Butyrate and the other
short-chain fatty acids (SCFAs) are the most abundant
anions in the colonic lumen. Also,
butyrate is the preferred energy source for colonocytes and has been shown to regulate colonic
electrolyte and fluid absorption. Previous studies from our group have demonstrated that the HCO(3)(-)/SCFA(-)
anion exchange process is one of the major mechanisms of
butyrate transport across the purified human colonic apical membrane vesicles and the apical membrane of human colonic
adenocarcinoma cell line Caco-2 and have suggested that it is mainly mediated via monocarboxylate transporter-1 (MCT-1)
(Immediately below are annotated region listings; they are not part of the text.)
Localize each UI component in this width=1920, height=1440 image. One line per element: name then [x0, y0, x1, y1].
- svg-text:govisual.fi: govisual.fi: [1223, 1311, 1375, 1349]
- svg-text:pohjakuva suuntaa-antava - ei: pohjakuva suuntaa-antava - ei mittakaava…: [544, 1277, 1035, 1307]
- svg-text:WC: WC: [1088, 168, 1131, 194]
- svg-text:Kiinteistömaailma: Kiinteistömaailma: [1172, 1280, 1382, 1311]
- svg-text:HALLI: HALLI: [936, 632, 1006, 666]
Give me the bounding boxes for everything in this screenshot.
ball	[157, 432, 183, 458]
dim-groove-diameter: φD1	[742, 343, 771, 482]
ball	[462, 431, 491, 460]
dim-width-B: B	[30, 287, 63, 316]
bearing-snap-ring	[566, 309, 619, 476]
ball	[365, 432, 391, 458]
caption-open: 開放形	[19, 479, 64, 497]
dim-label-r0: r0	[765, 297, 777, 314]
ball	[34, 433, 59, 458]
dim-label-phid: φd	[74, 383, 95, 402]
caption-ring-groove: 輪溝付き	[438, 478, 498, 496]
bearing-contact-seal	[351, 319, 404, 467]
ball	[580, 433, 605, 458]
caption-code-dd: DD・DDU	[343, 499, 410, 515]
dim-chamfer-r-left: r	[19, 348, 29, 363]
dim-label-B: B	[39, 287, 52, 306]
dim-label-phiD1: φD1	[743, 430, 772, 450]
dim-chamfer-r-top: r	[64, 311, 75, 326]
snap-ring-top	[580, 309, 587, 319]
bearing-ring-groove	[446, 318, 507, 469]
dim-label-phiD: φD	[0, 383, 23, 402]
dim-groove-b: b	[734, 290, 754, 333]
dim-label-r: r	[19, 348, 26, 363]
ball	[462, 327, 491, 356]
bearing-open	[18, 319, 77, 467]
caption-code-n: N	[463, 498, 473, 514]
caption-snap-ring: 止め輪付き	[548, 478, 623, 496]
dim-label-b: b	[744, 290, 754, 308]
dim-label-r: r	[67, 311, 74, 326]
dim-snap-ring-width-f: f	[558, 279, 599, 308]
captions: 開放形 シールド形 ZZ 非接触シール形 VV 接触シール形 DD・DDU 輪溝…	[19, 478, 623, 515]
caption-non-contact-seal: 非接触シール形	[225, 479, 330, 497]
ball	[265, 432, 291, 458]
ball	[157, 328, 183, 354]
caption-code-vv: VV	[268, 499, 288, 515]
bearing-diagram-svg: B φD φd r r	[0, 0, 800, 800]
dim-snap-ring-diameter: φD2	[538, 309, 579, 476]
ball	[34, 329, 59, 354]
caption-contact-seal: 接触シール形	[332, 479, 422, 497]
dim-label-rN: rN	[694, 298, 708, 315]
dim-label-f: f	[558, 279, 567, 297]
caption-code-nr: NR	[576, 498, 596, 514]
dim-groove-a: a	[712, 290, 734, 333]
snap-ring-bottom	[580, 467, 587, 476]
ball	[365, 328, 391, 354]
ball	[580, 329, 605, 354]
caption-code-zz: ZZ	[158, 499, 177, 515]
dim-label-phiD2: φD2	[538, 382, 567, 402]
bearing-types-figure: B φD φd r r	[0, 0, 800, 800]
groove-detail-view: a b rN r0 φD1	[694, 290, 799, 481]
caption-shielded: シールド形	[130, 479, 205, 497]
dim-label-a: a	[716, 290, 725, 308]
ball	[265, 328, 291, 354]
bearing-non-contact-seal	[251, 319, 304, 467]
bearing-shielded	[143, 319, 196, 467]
isoform. However, little is known regarding the regulation of SCFA transport by various
hormones and signal transduction pathways. Therefore, the present studies were undertaken to examine whether
hydrocortisone and
phorbol 12-myristate 13-acetate (PMA) are involved in a possible regulation of the
butyrate/
anion exchange process in Caco-2 cells. The
butyrate/
anion exchange process was assessed by measuring a pH-driven [(14)C]
butyrate uptake in Caco-2 cells. Our results demonstrated that 24-h incubation with PMA (1 microM) significantly increased [(14)C]
butyrate uptake compared with incubation with 4alphaPMA (inactive form). In contrast, incubation with
hydrocortisone had no significant effect on
butyrate uptake in Caco-2 cells compared with vehicle (
ethanol) alone. Induction of
butyrate uptake by PMA appeared to be via an increase in the maximum velocity (V(max)) of the transport process with no significant changes in the K(m) of the transporter for
butyrate. Parallel to the increase in the V(max) of [(14)C]
butyrate uptake, the MCT-1
protein level was also increased in response to PMA incubation. Our studies demonstrated that the
butyrate/
anion exchange was increased in response to PMA treatment along with the induction in the level of MCT-1 expression in Caco-2 cells.